Mit den sogenannten «Friedensgesprächen» auf dem Bürgenstock fügten Cassis und Amherd dem Ansehen der Schweiz immensen Schaden zu, indem sie Selenskyj die Bühne überliessen und sich selbst in Szene setzten. Von Neutralität keine Spur, denn Russland war nicht eingeladen – ein Resultat der Einseitigkeit. Auch scheute sich der Bundesrat nicht, durch einen Panzerdeal mit Deutschland indirekt die Ukraine mit Waffen zu unterstützen.3

Anstatt den Frieden mit allen Mitteln zu fördern, goss der Bundesrat Öl ins Feuer und verspielte alle Vorteile, die die Neutralität bietet.

Szenenwechsel

Ignazio Cassis, damals noch Nationalrat, gab im Herbst 2017 vor der Bundesratswahl Zeitgeschehen im Fokus ein Interview, und seine Antworten sind im Lichte seiner heutigen Politik erstaunlich:4

«Sehen Sie einen Zusammenhang zwischen der wirtschaftlichen Prosperität, der guten Qualität und dem politischen System der Schweiz?

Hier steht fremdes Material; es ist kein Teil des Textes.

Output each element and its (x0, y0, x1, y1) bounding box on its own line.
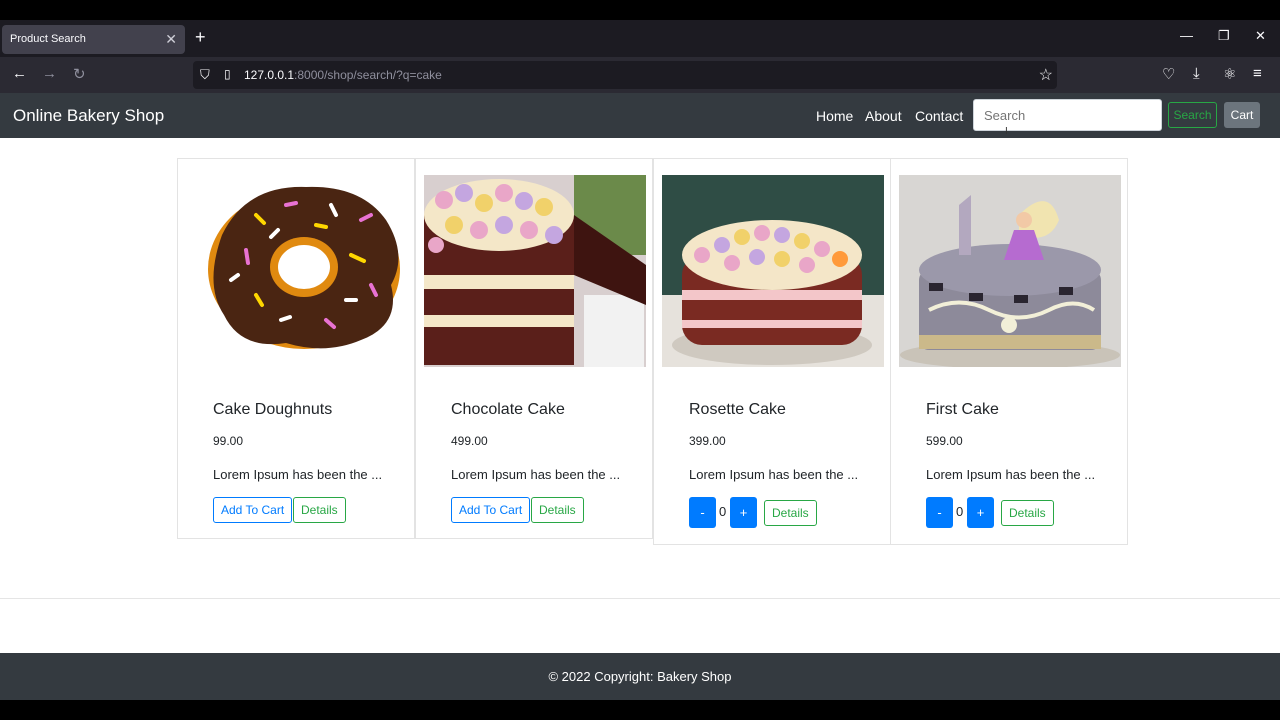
product-description: Lorem Ipsum has been the ... (689, 467, 859, 482)
url-host: 127.0.0.1 (244, 68, 295, 82)
divider (0, 598, 1280, 599)
product-title[interactable]: Cake Doughnuts (213, 401, 332, 419)
back-icon[interactable]: ← (12, 65, 27, 82)
bookmark-star-icon[interactable]: ☆ (1039, 65, 1053, 85)
shield-icon[interactable]: ⛉ (200, 67, 210, 83)
product-card: First Cake 599.00 Lorem Ipsum has been t… (890, 158, 1128, 545)
minimize-icon[interactable]: — (1180, 28, 1193, 43)
search-input[interactable] (973, 99, 1162, 131)
site-brand[interactable]: Online Bakery Shop (13, 106, 164, 126)
decrease-quantity-button[interactable]: - (689, 497, 716, 528)
restore-icon[interactable]: ❐ (1218, 28, 1230, 44)
download-icon[interactable]: ⤓ (1193, 65, 1200, 82)
product-image-rosette-cake (662, 175, 884, 367)
details-button[interactable]: Details (1001, 500, 1054, 526)
close-window-icon[interactable]: ✕ (1255, 28, 1266, 44)
menu-icon[interactable]: ≡ (1253, 65, 1262, 82)
product-price: 499.00 (451, 434, 488, 448)
tab-title: Product Search (10, 33, 86, 45)
forward-icon[interactable]: → (42, 65, 57, 82)
increase-quantity-button[interactable]: + (967, 497, 994, 528)
cart-button[interactable]: Cart (1224, 102, 1260, 128)
nav-contact[interactable]: Contact (915, 108, 963, 124)
product-price: 99.00 (213, 434, 244, 448)
add-to-cart-button[interactable]: Add To Cart (451, 497, 531, 523)
product-price: 599.00 (926, 434, 963, 448)
site-footer: © 2022 Copyright: Bakery Shop (0, 653, 1280, 700)
product-title[interactable]: Rosette Cake (689, 401, 786, 419)
url-path: :8000/shop/search/?q=cake (294, 68, 442, 82)
url-bar[interactable]: ⛉ ▯ 127.0.0.1:8000/shop/search/?q=cake ☆ (193, 61, 1057, 89)
product-image-first-cake (899, 175, 1121, 367)
product-card: Cake Doughnuts 99.00 Lorem Ipsum has bee… (177, 158, 415, 539)
product-title[interactable]: First Cake (926, 401, 999, 419)
product-image-chocolate-cake (424, 175, 646, 367)
product-image-doughnut (186, 175, 408, 367)
url-text[interactable]: 127.0.0.1:8000/shop/search/?q=cake (244, 68, 442, 82)
add-to-cart-button[interactable]: Add To Cart (213, 497, 293, 523)
product-description: Lorem Ipsum has been the ... (451, 467, 621, 482)
pocket-icon[interactable]: ♡ (1162, 65, 1175, 83)
decrease-quantity-button[interactable]: - (926, 497, 953, 528)
extensions-icon[interactable]: ⚛ (1223, 65, 1236, 83)
product-description: Lorem Ipsum has been the ... (926, 467, 1096, 482)
search-button[interactable]: Search (1168, 102, 1217, 128)
details-button[interactable]: Details (293, 497, 346, 523)
browser-tabbar: Product Search ✕ + — ❐ ✕ (0, 20, 1280, 57)
increase-quantity-button[interactable]: + (730, 497, 757, 528)
details-button[interactable]: Details (531, 497, 584, 523)
quantity-value: 0 (956, 504, 964, 519)
product-price: 399.00 (689, 434, 726, 448)
close-tab-icon[interactable]: ✕ (165, 31, 177, 48)
web-page: Online Bakery Shop Home About Contact Se… (0, 93, 1280, 700)
nav-home[interactable]: Home (816, 108, 853, 124)
site-navbar: Online Bakery Shop Home About Contact Se… (0, 93, 1280, 138)
screen: Product Search ✕ + — ❐ ✕ ← → ↻ ⛉ ▯ 127.0… (0, 0, 1280, 720)
quantity-value: 0 (719, 504, 727, 519)
product-description: Lorem Ipsum has been the ... (213, 467, 383, 482)
browser-toolbar: ← → ↻ ⛉ ▯ 127.0.0.1:8000/shop/search/?q=… (0, 57, 1280, 93)
browser-tab[interactable]: Product Search ✕ (2, 25, 185, 54)
new-tab-icon[interactable]: + (195, 27, 206, 48)
text-cursor-icon: I (1005, 126, 1008, 137)
product-card: Chocolate Cake 499.00 Lorem Ipsum has be… (415, 158, 653, 539)
page-icon: ▯ (224, 67, 231, 81)
product-card: Rosette Cake 399.00 Lorem Ipsum has been… (653, 158, 891, 545)
reload-icon[interactable]: ↻ (73, 65, 86, 83)
details-button[interactable]: Details (764, 500, 817, 526)
nav-about[interactable]: About (865, 108, 902, 124)
product-title[interactable]: Chocolate Cake (451, 401, 565, 419)
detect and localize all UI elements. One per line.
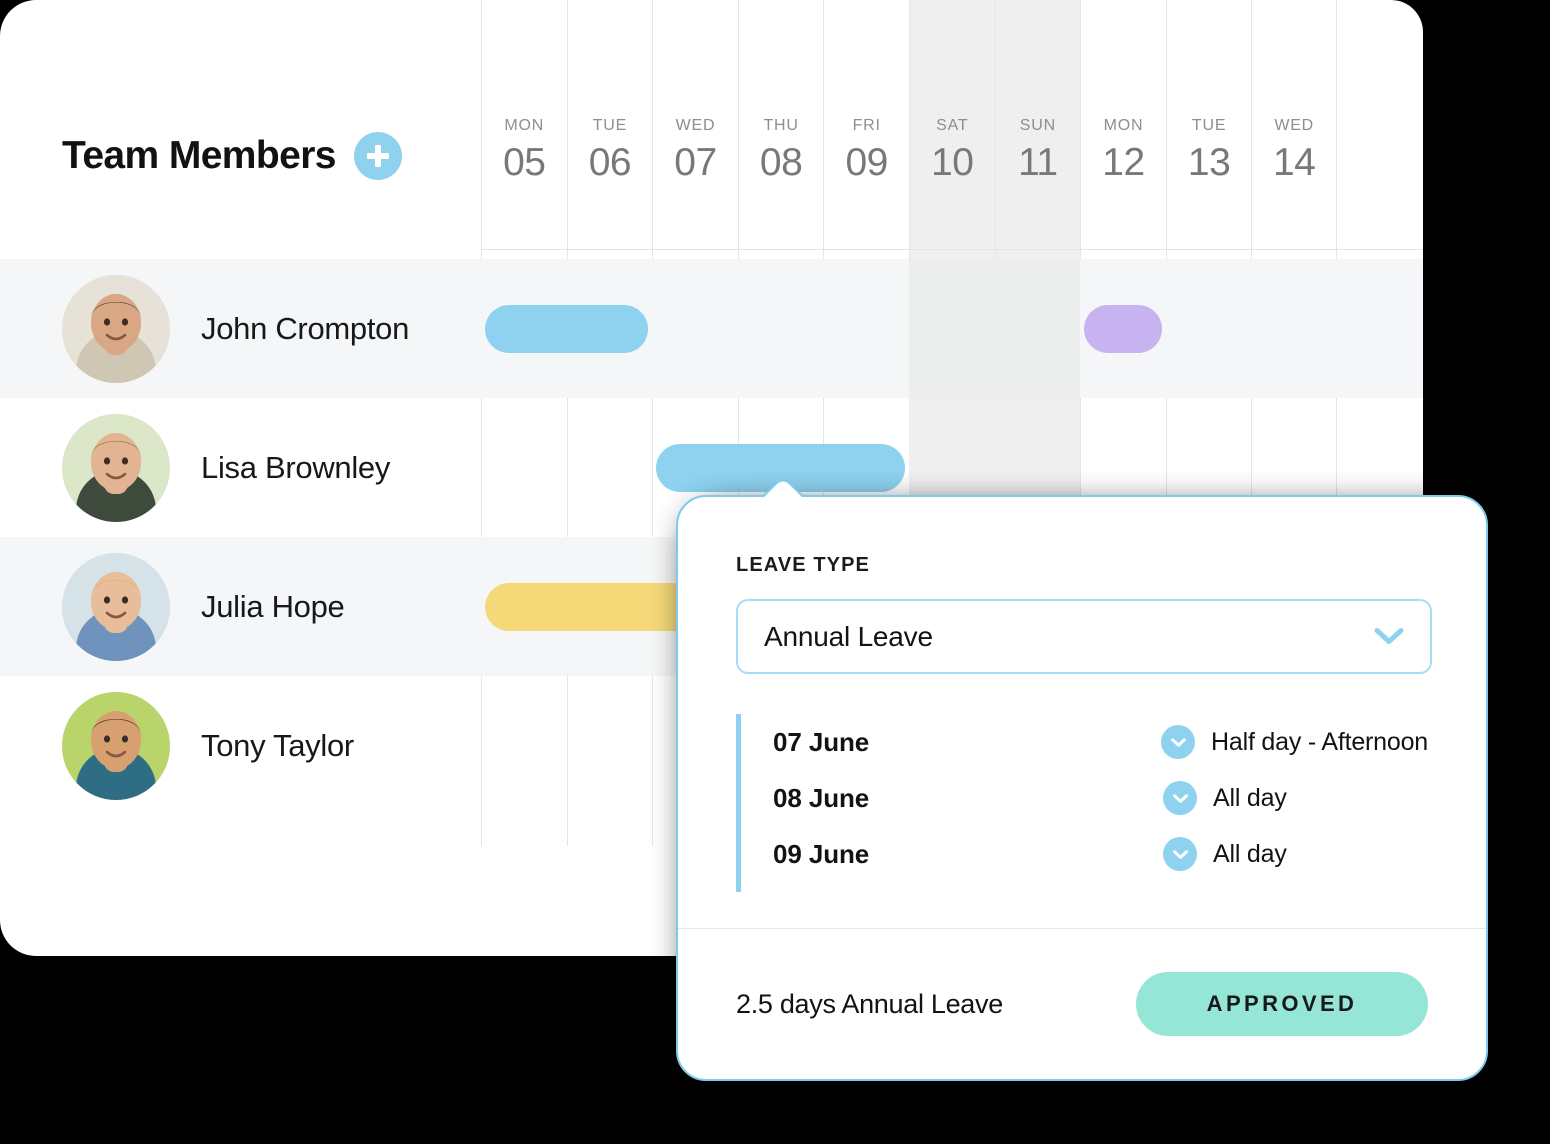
leave-duration-text: All day	[1213, 783, 1287, 812]
avatar	[62, 691, 170, 800]
leave-bar[interactable]	[485, 304, 649, 353]
leave-date-row: 07 June Half day - Afternoon	[773, 714, 1428, 770]
avatar	[62, 413, 170, 522]
member-name: Julia Hope	[201, 588, 345, 624]
avatar	[62, 274, 170, 383]
leave-date-row: 08 June All day	[773, 770, 1428, 826]
leave-duration-control[interactable]: All day	[1163, 781, 1287, 815]
team-members-heading: Team Members	[62, 132, 402, 180]
add-member-button[interactable]	[353, 132, 402, 180]
chevron-down-icon	[1374, 627, 1404, 646]
member-name: Tony Taylor	[201, 727, 354, 763]
member-name: John Crompton	[201, 310, 410, 346]
leave-type-value: Annual Leave	[764, 620, 933, 652]
leave-date: 08 June	[773, 782, 870, 813]
leave-details-popup: LEAVE TYPE Annual Leave 07 June Half day …	[676, 475, 1488, 1081]
member-row[interactable]: John Crompton	[0, 259, 1423, 398]
leave-date: 09 June	[773, 838, 870, 869]
leave-duration-control[interactable]: Half day - Afternoon	[1161, 725, 1428, 759]
weekend-cell-tint	[909, 259, 995, 398]
status-badge-approved[interactable]: APPROVED	[1136, 972, 1428, 1036]
avatar	[62, 552, 170, 661]
leave-bar[interactable]	[1084, 304, 1162, 353]
leave-dates-list: 07 June Half day - Afternoon 08 June All da…	[736, 714, 1428, 892]
weekend-cell-tint	[994, 259, 1081, 398]
leave-duration-text: All day	[1213, 839, 1287, 868]
member-name: Lisa Brownley	[201, 449, 391, 485]
leave-type-select[interactable]: Annual Leave	[736, 599, 1432, 674]
popup-body: LEAVE TYPE Annual Leave 07 June Half day …	[678, 497, 1486, 928]
leave-date: 07 June	[773, 726, 870, 757]
chevron-down-icon[interactable]	[1163, 781, 1197, 815]
leave-duration-control[interactable]: All day	[1163, 837, 1287, 871]
leave-type-label: LEAVE TYPE	[736, 554, 870, 576]
chevron-down-icon[interactable]	[1163, 837, 1197, 871]
popup-footer: 2.5 days Annual Leave APPROVED	[678, 929, 1486, 1079]
panel-header: Team Members	[0, 0, 1423, 250]
leave-duration-text: Half day - Afternoon	[1211, 727, 1428, 756]
popup-pointer	[748, 472, 818, 499]
chevron-down-icon[interactable]	[1161, 725, 1196, 759]
page-title: Team Members	[62, 134, 336, 177]
leave-date-row: 09 June All day	[773, 826, 1428, 882]
leave-summary: 2.5 days Annual Leave	[736, 988, 1003, 1019]
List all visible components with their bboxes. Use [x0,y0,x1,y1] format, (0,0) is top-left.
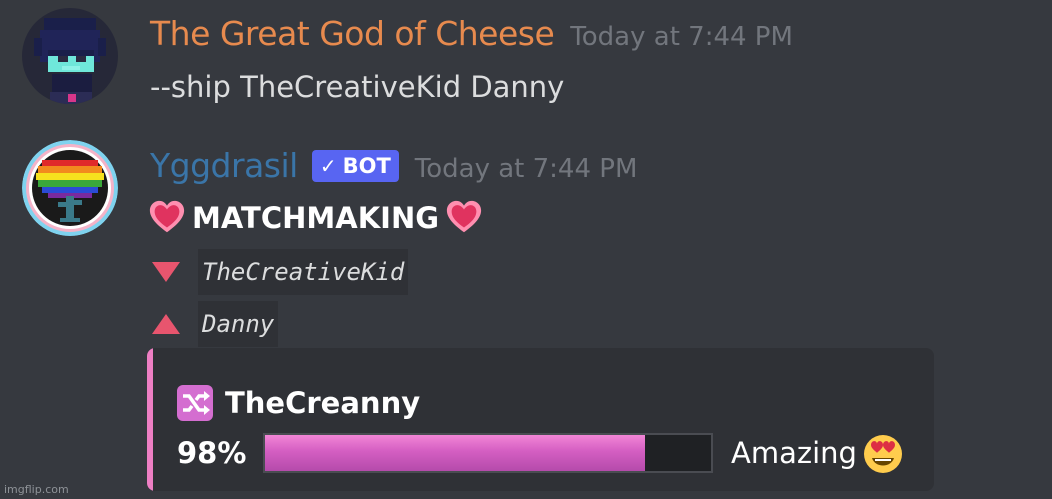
username[interactable]: The Great God of Cheese [150,14,555,53]
timestamp[interactable]: Today at 7:44 PM [415,154,638,184]
embed-title: TheCreanny [177,385,420,421]
triangle-up-icon [152,314,180,334]
compatibility-rating: Amazing [731,436,857,470]
shuffle-icon [177,385,213,421]
embed-color-bar [147,348,153,491]
user-avatar[interactable] [22,8,118,104]
compatibility-percent: 98% [177,436,247,470]
triangle-down-icon [152,262,180,282]
message-1: The Great God of Cheese Today at 7:44 PM… [0,0,1052,130]
matchmaking-title: MATCHMAKING [148,199,483,237]
checkmark-icon: ✓ [319,154,337,178]
bot-avatar[interactable] [22,140,118,236]
ship-name: TheCreanny [225,386,421,420]
username[interactable]: Yggdrasil [150,146,298,185]
username-code: Danny [198,301,279,347]
ship-user-1: TheCreativeKid [150,249,409,295]
matchmaking-label: MATCHMAKING [192,201,440,235]
timestamp[interactable]: Today at 7:44 PM [570,22,793,52]
heart-eyes-emoji-icon [863,435,902,473]
pixel-character-avatar-icon [22,8,118,104]
message-text: --ship TheCreativeKid Danny [150,70,565,104]
bot-tag: ✓ BOT [311,150,399,182]
compatibility-progress-bar [263,433,713,473]
message-header: Yggdrasil ✓ BOT Today at 7:44 PM [150,146,637,186]
message-header: The Great God of Cheese Today at 7:44 PM [150,14,793,53]
username-code: TheCreativeKid [198,249,409,295]
ship-embed: TheCreanny 98% Amazing [147,348,934,491]
bot-tag-label: BOT [342,154,391,178]
heart-icon [446,200,482,233]
watermark: imgflip.com [4,483,69,496]
rainbow-tree-avatar-icon [22,140,118,236]
heart-icon [149,200,185,233]
ship-user-2: Danny [150,301,279,347]
compatibility-row: 98% Amazing [177,431,905,475]
progress-fill [265,435,646,471]
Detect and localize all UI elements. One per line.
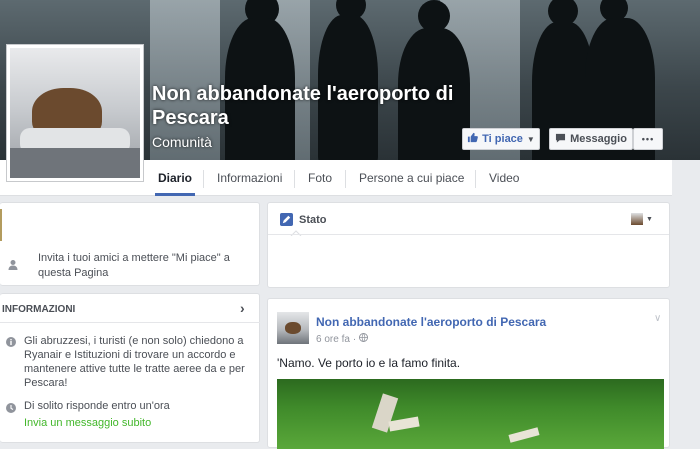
info-icon <box>6 336 16 350</box>
pencil-icon <box>280 213 293 229</box>
tab-foto[interactable]: Foto <box>308 160 332 196</box>
invite-card: Invita i tuoi amici a mettere "Mi piace"… <box>0 202 260 286</box>
more-options-button[interactable]: ••• <box>633 128 663 150</box>
status-composer: Stato ▼ <box>267 202 670 288</box>
tab-video[interactable]: Video <box>489 160 519 196</box>
photo-plane-debris <box>508 427 540 443</box>
tab-divider <box>345 170 346 188</box>
profile-picture[interactable] <box>6 44 144 182</box>
photo-plane-body <box>388 416 420 432</box>
about-title: INFORMAZIONI <box>2 304 76 315</box>
meta-separator: · <box>352 333 357 345</box>
page-title: Non abbandonate l'aeroporto di Pescara <box>152 83 454 129</box>
like-button[interactable]: Ti piace ▼ <box>462 128 540 150</box>
response-time: Di solito risponde entro un'ora <box>24 400 170 412</box>
more-icon: ••• <box>641 134 655 144</box>
progress-marker <box>0 209 2 241</box>
post-author[interactable]: Non abbandonate l'aeroporto di Pescara <box>316 315 546 329</box>
small-avatar-icon <box>631 213 643 225</box>
post-text: 'Namo. Ve porto io e la famo finita. <box>277 356 461 370</box>
thumbs-up-icon <box>467 132 479 146</box>
message-button-label: Messaggio <box>570 133 627 145</box>
caret-down-icon: ▼ <box>526 134 535 144</box>
like-button-label: Ti piace <box>482 133 523 145</box>
profile-photo-table <box>10 148 140 178</box>
post-card: Non abbandonate l'aeroporto di Pescara 6… <box>267 298 670 449</box>
page-avatar-selector[interactable]: ▼ <box>631 212 657 226</box>
tab-divider <box>203 170 204 188</box>
page-category: Comunità <box>152 134 212 150</box>
about-description: Gli abruzzesi, i turisti (e non solo) ch… <box>24 335 245 389</box>
tab-persone-a-cui-piace[interactable]: Persone a cui piace <box>359 160 464 196</box>
clock-icon <box>6 402 16 416</box>
divider <box>0 322 260 323</box>
person-add-icon <box>8 259 20 274</box>
message-icon <box>555 133 566 146</box>
tab-informazioni[interactable]: Informazioni <box>217 160 282 196</box>
tab-divider <box>475 170 476 188</box>
profile-photo <box>10 48 140 178</box>
message-button[interactable]: Messaggio <box>549 128 633 150</box>
divider <box>268 234 669 235</box>
post-author-avatar[interactable] <box>277 312 309 344</box>
tab-divider <box>294 170 295 188</box>
caret-down-icon: ▼ <box>646 215 653 223</box>
post-meta: 6 ore fa · <box>316 333 369 345</box>
about-card: INFORMAZIONI › Gli abruzzesi, i turisti … <box>0 293 260 443</box>
post-timestamp[interactable]: 6 ore fa <box>316 334 350 345</box>
globe-icon <box>359 333 369 345</box>
send-message-link[interactable]: Invia un messaggio subito <box>24 417 151 429</box>
invite-text[interactable]: Invita i tuoi amici a mettere "Mi piace"… <box>38 251 252 281</box>
chevron-down-icon[interactable]: ∨ <box>654 313 661 324</box>
status-tab[interactable]: Stato <box>299 214 327 226</box>
tab-diario[interactable]: Diario <box>155 160 195 196</box>
avatar-hair <box>285 322 301 334</box>
post-photo[interactable] <box>277 379 664 449</box>
chevron-right-icon[interactable]: › <box>240 300 245 316</box>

Ja, unbedingt. Unser Staatswesen ist von unten nach oben aufgebaut. Also «bottom up», wenn man es «modern» ausdrücken will. Nichts geschieht ohne das aktive Mitmachen der einzelnen Bürgerinnen und Bürger, ergo der KMU, denn die meisten KMU sind sehr kleine Betriebe.

Das ist für mich die Quintessenz der Schweiz. Sie ist föderalistisch, von unten nach oben aufgebaut und direktdemokratisch. Hätten wir diese Elemente nicht im Fokus unseres Interesses, wage ich zu bezweifeln, dass die Menschen in der Schweiz noch in Frieden zusammenleben könnten.

Warum denken Sie das?

Unsere kulturellen und sprachlichen Unterschiede sind recht gross. Sie wissen, dass unsere Nachbarländer Deutschland, Frankreich, Italien jahrhundertelang im Krieg waren. Wir konnten das bei uns verhindern, weil jeder Kanton eine grosse Autonomie, jede Gemeinde sowie jede Bürgerin und jeder Bürger eine grosse Freiheit besitzen und wir als Staat neutral sind. Deshalb können wir trotz der grossen Unterschiede in Frieden zusammenleben.»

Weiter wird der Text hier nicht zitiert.